Peritonitis dapat diklasifikasikan menjadi peritonitis primer, peritonitis sekunder, dan
peritonitis tersier
1. Peritonitis primer disebabkan oleh penyebaran infeksi melalui darah dan kelenjar
getah bening di peritoneum dan sering dikaitkan dengan penyakit sirosis hepatis.
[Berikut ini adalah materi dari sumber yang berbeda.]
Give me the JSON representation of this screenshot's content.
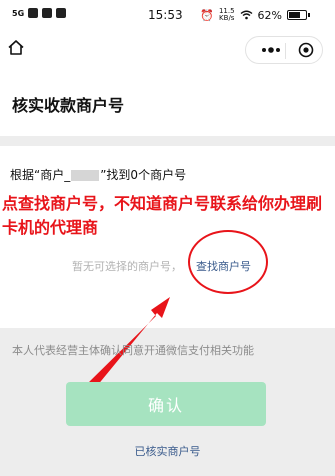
{
  "status_bar": {
    "signal": "5G",
    "time": "15:53",
    "network_speed_top": "11.5",
    "network_speed_unit": "KB/s",
    "battery": "62%",
    "battery_level": 0.62
  },
  "page": {
    "title": "核实收款商户号"
  },
  "card": {
    "result_prefix": "根据“商户_",
    "result_suffix": "”找到0个商户号",
    "annotation": "点查找商户号，不知道商户号联系给你办理刷卡机的代理商",
    "empty_tip": "暂无可选择的商户号，",
    "find_link": "查找商户号"
  },
  "agreement": "本人代表经营主体确认同意开通微信支付相关功能",
  "confirm_button": "确认",
  "verified_link": "已核实商户号",
  "colors": {
    "annotation_red": "#e8141a",
    "link_blue": "#3a5b8c",
    "button_green": "#a6e3c0"
  }
}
2. Peritonitis sekunder disebabkan oleh infeksi pada peritoneum yang berasal dari
traktus gastrointestinal yang merupakan jenis peritonitis yang paling sering terjadi.
3. Peritonitis tersier merupakan peritonitis yang disebabkan oleh iritan langsung yang
sering terjadi pada pasien imunokompromais dan orang-orang dengan kondisi
komorbid ( Sayuti, 2020).
B. Anatomi Fisiologi
1. Peritoneum
Peritoneum adalah membran serosa rangkap yang terbesar di dalam tubuh yang
terdiri dari bagian utama yaitu peritoneum parietal yang melapisi dinding rongga
abdominal dan peritoneum viseral yang meliputi semua organ yang ada didalam
rongga itu. Peritoneum parietal yaitu bagian peritoneum yang melapisi dinding
abdomen dan peritoneum yaitu lapisan yang menutup viscera (misalnya gaster
dan intestinum). Cavitas peritonealis adalah ruangan sebuah potensi karena
organ
organ tersusun amat berdekatan. Dalam cavitas terdapat sedikit cairan sebagai
lapisan tipis untuk melumasi permukaan peritoneum sehingga memungkinkan
viscera abdomen bergerak satu terhadap yang lain tanpa adanya gerakan.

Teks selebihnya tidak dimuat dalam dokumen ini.